SelfAware: I tend to be skeptical of such theories as overly charitable, unless there's clear textual basis. I tend to favor more superficial readings. This is plausibly a case where you poke at Descartes and discover that there's less under the surface than you might have guessed. (I think that's often true of philosophers.)

Howie: Writing engaging essays also works!

Howie said...

Do we know much about Elisabeth other than these letters?
Did she engage with other intellectual figures?
Did she knwo Mersenne or Hobbes?
She sounds like a materialist and a free thinker?

Lisa said...

Howie (and others) might find this entry in the Stanford Encyclopedia of Philosophy of interest: https://plato.stanford.edu/entries/elisabeth-bohemia/

Howard said...

@ self aware patterns

Presuming Descartes hid heretical views from the church- first, the nature of his actual views on the soul must have seeped somehow out and second, did not states such as France nationalized their churches in early modern Europe watering down the power to surveil and coerce?

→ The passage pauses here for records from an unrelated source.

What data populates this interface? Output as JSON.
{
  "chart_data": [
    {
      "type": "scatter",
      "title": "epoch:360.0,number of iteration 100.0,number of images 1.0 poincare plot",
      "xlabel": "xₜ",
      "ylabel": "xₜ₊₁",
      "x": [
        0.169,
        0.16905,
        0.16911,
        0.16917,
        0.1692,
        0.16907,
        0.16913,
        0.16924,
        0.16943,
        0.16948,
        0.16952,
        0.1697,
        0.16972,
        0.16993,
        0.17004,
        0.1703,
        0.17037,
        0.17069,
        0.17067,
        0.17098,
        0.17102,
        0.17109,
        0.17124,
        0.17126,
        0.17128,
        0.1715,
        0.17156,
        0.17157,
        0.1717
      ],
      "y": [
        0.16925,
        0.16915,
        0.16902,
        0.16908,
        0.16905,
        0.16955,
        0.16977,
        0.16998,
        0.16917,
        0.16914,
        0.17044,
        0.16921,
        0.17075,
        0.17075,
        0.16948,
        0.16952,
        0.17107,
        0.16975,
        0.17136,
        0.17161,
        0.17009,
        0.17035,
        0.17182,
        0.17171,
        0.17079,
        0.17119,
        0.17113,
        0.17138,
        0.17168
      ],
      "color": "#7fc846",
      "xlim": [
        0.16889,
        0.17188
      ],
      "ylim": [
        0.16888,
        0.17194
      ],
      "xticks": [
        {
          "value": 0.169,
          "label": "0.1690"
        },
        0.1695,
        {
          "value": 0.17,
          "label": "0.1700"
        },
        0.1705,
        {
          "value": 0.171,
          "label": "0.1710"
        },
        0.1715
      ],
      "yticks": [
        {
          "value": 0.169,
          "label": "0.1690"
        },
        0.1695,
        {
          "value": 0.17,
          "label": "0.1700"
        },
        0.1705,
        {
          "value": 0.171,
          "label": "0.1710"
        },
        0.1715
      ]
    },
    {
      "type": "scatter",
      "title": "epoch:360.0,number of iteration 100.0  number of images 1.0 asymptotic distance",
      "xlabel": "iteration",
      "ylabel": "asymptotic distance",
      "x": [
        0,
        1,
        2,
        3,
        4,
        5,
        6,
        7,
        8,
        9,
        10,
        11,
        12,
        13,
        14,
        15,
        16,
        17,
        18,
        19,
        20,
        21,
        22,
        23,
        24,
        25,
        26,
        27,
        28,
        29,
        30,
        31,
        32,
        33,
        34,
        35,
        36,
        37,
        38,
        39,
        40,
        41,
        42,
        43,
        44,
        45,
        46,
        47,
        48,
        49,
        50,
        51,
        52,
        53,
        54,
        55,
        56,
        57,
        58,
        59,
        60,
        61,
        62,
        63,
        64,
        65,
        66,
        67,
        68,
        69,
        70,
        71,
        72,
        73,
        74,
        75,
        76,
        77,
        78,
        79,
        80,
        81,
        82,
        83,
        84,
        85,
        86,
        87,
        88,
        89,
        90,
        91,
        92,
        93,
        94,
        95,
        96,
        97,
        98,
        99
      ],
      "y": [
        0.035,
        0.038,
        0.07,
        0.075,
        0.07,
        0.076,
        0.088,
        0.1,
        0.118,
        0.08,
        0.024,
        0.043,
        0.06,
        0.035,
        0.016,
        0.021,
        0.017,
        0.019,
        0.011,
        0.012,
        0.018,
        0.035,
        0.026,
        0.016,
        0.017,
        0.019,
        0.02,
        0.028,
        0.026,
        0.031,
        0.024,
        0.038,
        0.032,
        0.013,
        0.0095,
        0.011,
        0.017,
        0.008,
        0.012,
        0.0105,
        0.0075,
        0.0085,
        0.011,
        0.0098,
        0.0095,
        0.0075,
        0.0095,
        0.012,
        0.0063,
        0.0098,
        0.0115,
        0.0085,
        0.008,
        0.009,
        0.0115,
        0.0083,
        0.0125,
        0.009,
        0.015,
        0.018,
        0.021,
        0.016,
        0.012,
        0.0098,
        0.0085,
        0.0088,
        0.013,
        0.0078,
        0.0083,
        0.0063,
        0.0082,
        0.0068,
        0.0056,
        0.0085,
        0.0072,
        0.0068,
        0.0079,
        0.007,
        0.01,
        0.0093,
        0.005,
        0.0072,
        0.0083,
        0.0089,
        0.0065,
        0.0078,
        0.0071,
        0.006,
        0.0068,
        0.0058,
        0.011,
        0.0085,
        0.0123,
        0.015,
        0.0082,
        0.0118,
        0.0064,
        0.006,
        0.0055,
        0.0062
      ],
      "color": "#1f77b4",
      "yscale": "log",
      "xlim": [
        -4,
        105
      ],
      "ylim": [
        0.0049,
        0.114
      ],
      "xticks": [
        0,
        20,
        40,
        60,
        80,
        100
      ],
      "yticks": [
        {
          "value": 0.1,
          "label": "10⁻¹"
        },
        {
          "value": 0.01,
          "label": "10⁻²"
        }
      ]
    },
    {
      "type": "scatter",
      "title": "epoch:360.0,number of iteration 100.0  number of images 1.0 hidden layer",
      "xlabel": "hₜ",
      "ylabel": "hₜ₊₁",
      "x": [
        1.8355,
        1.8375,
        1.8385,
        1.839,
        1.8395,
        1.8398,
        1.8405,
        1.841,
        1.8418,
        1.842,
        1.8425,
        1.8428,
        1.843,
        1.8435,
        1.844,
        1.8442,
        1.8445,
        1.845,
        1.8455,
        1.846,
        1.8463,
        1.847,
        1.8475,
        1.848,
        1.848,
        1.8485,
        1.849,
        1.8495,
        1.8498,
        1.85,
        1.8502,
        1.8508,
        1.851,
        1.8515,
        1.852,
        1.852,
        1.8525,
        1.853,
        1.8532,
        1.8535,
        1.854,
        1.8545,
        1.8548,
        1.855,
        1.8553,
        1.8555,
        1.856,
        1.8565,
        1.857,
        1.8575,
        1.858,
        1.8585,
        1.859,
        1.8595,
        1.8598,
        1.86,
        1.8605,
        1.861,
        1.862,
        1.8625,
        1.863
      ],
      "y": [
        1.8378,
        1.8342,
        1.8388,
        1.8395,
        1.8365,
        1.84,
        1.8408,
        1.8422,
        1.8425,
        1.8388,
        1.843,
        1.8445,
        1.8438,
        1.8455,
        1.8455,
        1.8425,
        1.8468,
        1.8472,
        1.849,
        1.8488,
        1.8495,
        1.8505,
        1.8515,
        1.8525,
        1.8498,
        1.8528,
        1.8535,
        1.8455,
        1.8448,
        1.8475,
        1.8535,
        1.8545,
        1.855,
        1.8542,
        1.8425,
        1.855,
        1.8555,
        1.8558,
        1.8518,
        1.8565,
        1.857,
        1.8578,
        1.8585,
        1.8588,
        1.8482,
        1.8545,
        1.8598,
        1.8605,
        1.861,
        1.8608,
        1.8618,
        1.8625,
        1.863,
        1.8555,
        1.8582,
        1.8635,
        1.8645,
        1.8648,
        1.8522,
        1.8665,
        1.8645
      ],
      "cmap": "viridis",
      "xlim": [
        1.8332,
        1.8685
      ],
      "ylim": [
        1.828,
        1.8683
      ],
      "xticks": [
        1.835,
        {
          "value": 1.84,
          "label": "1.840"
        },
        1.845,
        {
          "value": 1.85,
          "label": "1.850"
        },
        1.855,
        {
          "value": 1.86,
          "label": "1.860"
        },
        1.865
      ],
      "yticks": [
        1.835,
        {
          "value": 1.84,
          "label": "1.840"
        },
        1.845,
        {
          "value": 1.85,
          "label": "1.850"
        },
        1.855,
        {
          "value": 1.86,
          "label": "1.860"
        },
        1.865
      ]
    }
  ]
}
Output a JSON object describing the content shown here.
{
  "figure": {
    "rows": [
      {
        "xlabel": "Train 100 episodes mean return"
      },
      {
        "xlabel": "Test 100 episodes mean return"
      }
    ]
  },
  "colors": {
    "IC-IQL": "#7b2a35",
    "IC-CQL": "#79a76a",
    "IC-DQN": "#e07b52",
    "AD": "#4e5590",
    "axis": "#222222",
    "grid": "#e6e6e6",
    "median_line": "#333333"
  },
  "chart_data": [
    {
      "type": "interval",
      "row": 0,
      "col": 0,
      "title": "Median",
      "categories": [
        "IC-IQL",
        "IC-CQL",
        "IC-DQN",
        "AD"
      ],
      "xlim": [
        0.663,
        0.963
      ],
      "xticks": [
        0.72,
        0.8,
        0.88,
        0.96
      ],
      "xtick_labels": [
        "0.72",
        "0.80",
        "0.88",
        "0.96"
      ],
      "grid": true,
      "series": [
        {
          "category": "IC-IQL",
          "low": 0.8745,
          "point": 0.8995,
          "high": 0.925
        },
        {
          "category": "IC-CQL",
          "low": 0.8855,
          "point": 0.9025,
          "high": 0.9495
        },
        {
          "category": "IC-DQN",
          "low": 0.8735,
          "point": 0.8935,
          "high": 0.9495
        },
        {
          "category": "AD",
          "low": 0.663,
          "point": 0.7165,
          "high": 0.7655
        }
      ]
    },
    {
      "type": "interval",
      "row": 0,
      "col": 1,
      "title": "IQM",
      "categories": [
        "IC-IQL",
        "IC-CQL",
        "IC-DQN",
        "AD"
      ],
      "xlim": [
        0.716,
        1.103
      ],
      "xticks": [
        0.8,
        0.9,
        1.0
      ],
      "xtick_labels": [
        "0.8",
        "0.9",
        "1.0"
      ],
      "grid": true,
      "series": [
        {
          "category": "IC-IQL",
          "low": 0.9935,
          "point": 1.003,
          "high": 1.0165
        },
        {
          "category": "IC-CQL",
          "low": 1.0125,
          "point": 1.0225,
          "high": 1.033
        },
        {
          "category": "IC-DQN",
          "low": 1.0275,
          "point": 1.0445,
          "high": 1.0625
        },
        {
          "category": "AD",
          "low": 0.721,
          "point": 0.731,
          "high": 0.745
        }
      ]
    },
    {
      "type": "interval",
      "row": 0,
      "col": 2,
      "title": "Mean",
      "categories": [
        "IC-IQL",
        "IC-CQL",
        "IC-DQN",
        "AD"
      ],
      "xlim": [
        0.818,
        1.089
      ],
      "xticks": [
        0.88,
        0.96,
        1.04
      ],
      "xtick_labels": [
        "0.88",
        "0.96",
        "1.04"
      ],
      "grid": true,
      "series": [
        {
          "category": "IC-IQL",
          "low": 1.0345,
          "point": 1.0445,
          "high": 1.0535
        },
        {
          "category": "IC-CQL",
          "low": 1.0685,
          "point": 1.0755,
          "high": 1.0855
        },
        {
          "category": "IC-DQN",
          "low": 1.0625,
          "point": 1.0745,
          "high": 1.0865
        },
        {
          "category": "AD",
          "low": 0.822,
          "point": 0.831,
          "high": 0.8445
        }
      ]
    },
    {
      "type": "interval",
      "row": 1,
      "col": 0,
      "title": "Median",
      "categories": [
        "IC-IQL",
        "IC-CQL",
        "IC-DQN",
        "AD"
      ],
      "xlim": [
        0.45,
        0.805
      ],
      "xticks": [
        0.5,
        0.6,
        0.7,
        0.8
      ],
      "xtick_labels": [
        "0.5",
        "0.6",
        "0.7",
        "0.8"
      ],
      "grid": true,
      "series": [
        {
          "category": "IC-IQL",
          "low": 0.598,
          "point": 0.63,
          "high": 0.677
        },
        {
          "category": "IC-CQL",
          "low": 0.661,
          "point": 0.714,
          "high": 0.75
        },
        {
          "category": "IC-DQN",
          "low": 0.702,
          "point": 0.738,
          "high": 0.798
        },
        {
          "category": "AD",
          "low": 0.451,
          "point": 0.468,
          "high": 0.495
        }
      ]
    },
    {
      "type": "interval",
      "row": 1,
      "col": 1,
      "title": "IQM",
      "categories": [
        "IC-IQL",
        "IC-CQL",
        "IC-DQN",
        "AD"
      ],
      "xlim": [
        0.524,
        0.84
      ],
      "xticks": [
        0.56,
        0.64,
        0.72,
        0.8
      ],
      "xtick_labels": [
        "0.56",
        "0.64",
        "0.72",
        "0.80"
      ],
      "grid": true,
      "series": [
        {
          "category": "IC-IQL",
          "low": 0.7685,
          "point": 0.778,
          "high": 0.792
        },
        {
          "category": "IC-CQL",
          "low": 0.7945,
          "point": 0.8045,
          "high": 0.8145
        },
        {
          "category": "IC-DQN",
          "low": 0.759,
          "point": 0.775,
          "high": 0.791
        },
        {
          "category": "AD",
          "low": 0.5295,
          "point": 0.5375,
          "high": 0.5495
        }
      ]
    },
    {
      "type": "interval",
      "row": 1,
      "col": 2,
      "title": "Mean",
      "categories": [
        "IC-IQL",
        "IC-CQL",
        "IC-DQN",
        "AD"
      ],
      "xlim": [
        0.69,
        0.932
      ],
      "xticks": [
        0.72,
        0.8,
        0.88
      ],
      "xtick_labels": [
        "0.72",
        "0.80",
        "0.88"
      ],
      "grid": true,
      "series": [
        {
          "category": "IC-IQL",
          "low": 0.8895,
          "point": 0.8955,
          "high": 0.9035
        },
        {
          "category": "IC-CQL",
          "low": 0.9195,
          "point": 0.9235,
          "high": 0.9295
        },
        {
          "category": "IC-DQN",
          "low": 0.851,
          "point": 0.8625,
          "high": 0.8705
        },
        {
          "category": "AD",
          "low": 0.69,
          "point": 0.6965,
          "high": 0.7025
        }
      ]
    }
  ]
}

Christian Carrozzo said...

I teach the Correspondence in my POM class as assigned reading just after the Meditations. Questions about their exchanges also appear in my students' first exam. Elisabeth basically introduces the interaction problem.

Thomas said...

Interesting, thanks! I know the city where she lived and I knew about her Descartes connection, but I just thought it was a case of a bored arostocrat writing celebrities and never looked into that.Thanks too to Lisa for the interesting link.

chinaphil said...

So... I want to put this up against the view you were suggesting about the ability of philosophers to come up with innovative ideas that expand the intellectual space.
Because I think Descartes was wrong, and yet I think he created a hugely productive idea. Identifying problems with it has been one of the driving forces of philosophy since then!
So the fact that she was able to identify the basic problems with Cartesian dualism is good; and his responses do sound completely ineffectual; but... I dunno. I feel like I might have said the same as Elisabeth if I heard about his ideas, and I feel like we were both missing something.

Arnold said...

Are abbeys and monastery first principle (meta) philosophy...
...for practicing in passive active conditions...

Towards understanding gender...

Eric Schwitzgebel said...

chinaphil: Yes, Descartes' ideas were so fruitful in producing further work in reaction. The Meditations is one of the great works of philosophy. In *this exchange* Elisabeth does better philosophy, and I wonder what she might have produced if she had more opportunity.